İzmir Planlama Ajansı (İZPA), kentin afetlere karşı ne kadar hazırlıklı olduğunu değerlendiren kapsamlı bir çalışma gerçekleştirdi. “İzmir’de Afet Toplanma Alanlarının Erişilebilirliğinin Mekânsal Analizi” başlığıyla yürütülen analiz, toplanma alanlarının sayısal olarak yeterli olduğunu ancak coğrafi dağılımda ciddi eşitsizlikler yaşandığını ortaya koydu.

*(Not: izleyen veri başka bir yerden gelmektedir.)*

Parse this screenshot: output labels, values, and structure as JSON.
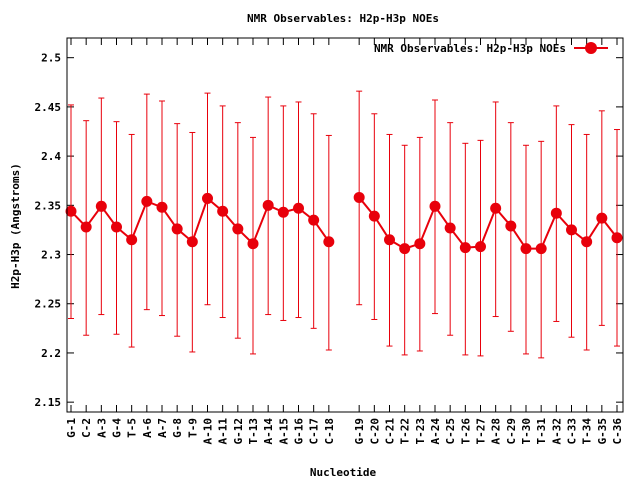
{
  "chart_data": {
    "type": "line",
    "title": "NMR Observables: H2p-H3p NOEs",
    "xlabel": "Nucleotide",
    "ylabel": "H2p-H3p (Angstroms)",
    "legend": {
      "label": "NMR Observables: H2p-H3p NOEs",
      "placement": "top-right"
    },
    "ylim": [
      2.14,
      2.52
    ],
    "yticks": [
      2.15,
      2.2,
      2.25,
      2.3,
      2.35,
      2.4,
      2.45,
      2.5
    ],
    "ytick_labels": [
      "2.15",
      "2.2",
      "2.25",
      "2.3",
      "2.35",
      "2.4",
      "2.45",
      "2.5"
    ],
    "x_range": [
      1,
      37
    ],
    "grid": false,
    "color": "#e8000b",
    "series": [
      {
        "name": "NMR Observables: H2p-H3p NOEs",
        "segments": [
          {
            "categories": [
              "G-1",
              "C-2",
              "A-3",
              "G-4",
              "T-5",
              "A-6",
              "A-7",
              "G-8",
              "T-9",
              "A-10",
              "A-11",
              "G-12",
              "T-13",
              "A-14",
              "A-15",
              "G-16",
              "C-17",
              "C-18"
            ],
            "x": [
              1,
              2,
              3,
              4,
              5,
              6,
              7,
              8,
              9,
              10,
              11,
              12,
              13,
              14,
              15,
              16,
              17,
              18
            ],
            "values": [
              2.344,
              2.328,
              2.349,
              2.328,
              2.315,
              2.354,
              2.348,
              2.326,
              2.313,
              2.357,
              2.344,
              2.326,
              2.311,
              2.35,
              2.343,
              2.347,
              2.335,
              2.313
            ],
            "err_low": [
              2.235,
              2.218,
              2.239,
              2.219,
              2.206,
              2.244,
              2.238,
              2.217,
              2.201,
              2.249,
              2.236,
              2.215,
              2.199,
              2.239,
              2.233,
              2.236,
              2.225,
              2.203
            ],
            "err_high": [
              2.452,
              2.436,
              2.459,
              2.435,
              2.422,
              2.463,
              2.456,
              2.433,
              2.424,
              2.464,
              2.451,
              2.434,
              2.419,
              2.46,
              2.451,
              2.455,
              2.443,
              2.421
            ]
          },
          {
            "categories": [
              "G-19",
              "C-20",
              "C-21",
              "T-22",
              "T-23",
              "A-24",
              "C-25",
              "T-26",
              "T-27",
              "A-28",
              "C-29",
              "T-30",
              "T-31",
              "A-32",
              "C-33",
              "T-34",
              "G-35",
              "C-36"
            ],
            "x": [
              20,
              21,
              22,
              23,
              24,
              25,
              26,
              27,
              28,
              29,
              30,
              31,
              32,
              33,
              34,
              35,
              36,
              37
            ],
            "values": [
              2.358,
              2.339,
              2.315,
              2.306,
              2.311,
              2.349,
              2.327,
              2.307,
              2.308,
              2.347,
              2.329,
              2.306,
              2.306,
              2.342,
              2.325,
              2.313,
              2.337,
              2.317
            ],
            "err_low": [
              2.249,
              2.234,
              2.207,
              2.198,
              2.202,
              2.24,
              2.218,
              2.198,
              2.197,
              2.237,
              2.222,
              2.199,
              2.195,
              2.232,
              2.216,
              2.203,
              2.228,
              2.207
            ],
            "err_high": [
              2.466,
              2.443,
              2.422,
              2.411,
              2.419,
              2.457,
              2.434,
              2.413,
              2.416,
              2.455,
              2.434,
              2.411,
              2.415,
              2.451,
              2.432,
              2.422,
              2.446,
              2.427
            ]
          }
        ]
      }
    ]
  }
}
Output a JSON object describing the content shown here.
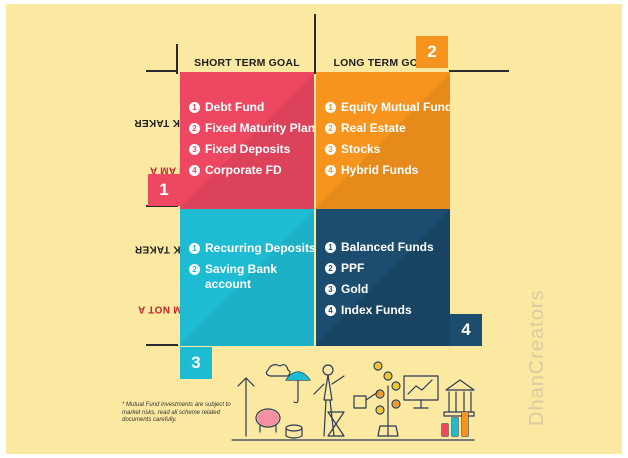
{
  "columns": {
    "short_term": "SHORT TERM GOAL",
    "long_term": "LONG TERM GOAL"
  },
  "rows": {
    "risk_taker": {
      "emphasis": "I AM A",
      "rest": " RISK TAKER"
    },
    "not_risk_taker": {
      "emphasis": "I AM NOT A",
      "rest": " RISK TAKER"
    }
  },
  "quadrants": {
    "q1": {
      "badge": "1",
      "color": "#ee4762",
      "items": [
        {
          "n": "1",
          "label": "Debt Fund"
        },
        {
          "n": "2",
          "label": "Fixed Maturity Plans"
        },
        {
          "n": "3",
          "label": "Fixed Deposits"
        },
        {
          "n": "4",
          "label": "Corporate FD"
        }
      ]
    },
    "q2": {
      "badge": "2",
      "color": "#f7941e",
      "items": [
        {
          "n": "1",
          "label": "Equity Mutual Funds"
        },
        {
          "n": "2",
          "label": "Real Estate"
        },
        {
          "n": "3",
          "label": "Stocks"
        },
        {
          "n": "4",
          "label": "Hybrid Funds"
        }
      ]
    },
    "q3": {
      "badge": "3",
      "color": "#1ebcd3",
      "items": [
        {
          "n": "1",
          "label": "Recurring Deposits"
        },
        {
          "n": "2",
          "label": "Saving Bank account"
        }
      ]
    },
    "q4": {
      "badge": "4",
      "color": "#1c4d6e",
      "items": [
        {
          "n": "1",
          "label": "Balanced Funds"
        },
        {
          "n": "2",
          "label": "PPF"
        },
        {
          "n": "3",
          "label": "Gold"
        },
        {
          "n": "4",
          "label": "Index Funds"
        }
      ]
    }
  },
  "footnote": "* Mutual Fund investments are subject to market risks, read all scheme related documents carefully.",
  "watermark": "DhanCreators"
}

Eşit ve erişilebilir mesafede olması önemli

İZPA Başkanı Prof. Dr. Koray Velibeyoğlu, özellikle kriz anlarında toplanma alanına yaya olarak kısa sürede ulaşmanın hayati önemde olduğunu vurguladı. Sorunun alanların niceliğinden çok, mahalle ölçeğinde dağılımındaki dengesizlik olduğunu söyledi.

İzmir’in yapılaşmasının körfez çevresinde yoğunlaştığına dikkat çeken Prof. Dr. Velibeyoğlu, kent merkezindeki nüfusun toplanma alanlarına erişim konusunda dezavantajlı olduğunu söyledi. Buna karşın çeper ve kırsal bölgelerde doğal olarak daha fazla açık alan bulunduğunu, ancak bu alanların çoğunun afet anında kullanım için resmi olarak belirlenmediğini ifade etti.

Büyükşehir'in ciddi çalışmaları var

İzmir Büyükşehir Belediyesi’nin atıl alanları dönüştürmeye yönelik projelerine de dikkat çeken Prof. Dr. Velibeyoğlu, Kültürpark, Hasanağa Bahçesi ve İnciraltı Kent Ormanı gibi mevcut alanlardaki yenileme çalışmalarının afet dayanıklılığı açısından kritik rol oynadığını belirtti.

Toplanma alanlarının sadece fiziksel mekânlar değil, aynı zamanda ulaşılabilir, birbiriyle bağlantılı ve çok amaçlı kullanılabilir alanlar olması gerektiğini vurgulayan Prof. Dr. Velibeyoğlu, bu alanların bisiklet yolları, toplu taşıma bağlantıları ve yaya erişimiyle güçlendirilmesinin önemine işaret etti.

Kentin nazım imar planları revize ediliyor

Afetlere hazırlığın yalnızca müdahale değil, önleyici planlamayı da içermesi gerektiğini belirten Prof. Dr. Velibeyoğlu, İzmir Büyükşehir Belediyesi’nin bu doğrultuda nazım imar planlarını revize ettiğini, kentsel dönüşüm projeleriyle daha dirençli yerleşim alanları oluşturduğunu dile getirdi.

Prof. Dr. Velibeyoğlu’na göre amaç yalnızca depreme dayanıklı yapılar inşa etmek değil; aynı zamanda yaşam kalitesi yüksek, güvenli ve erişilebilir kent alanları oluşturmak olmalı. Bu yaklaşımın, İzmir’in sadece afetlere değil, geleceğe de dirençli hale gelmesini sağlayacağı vurgulandı.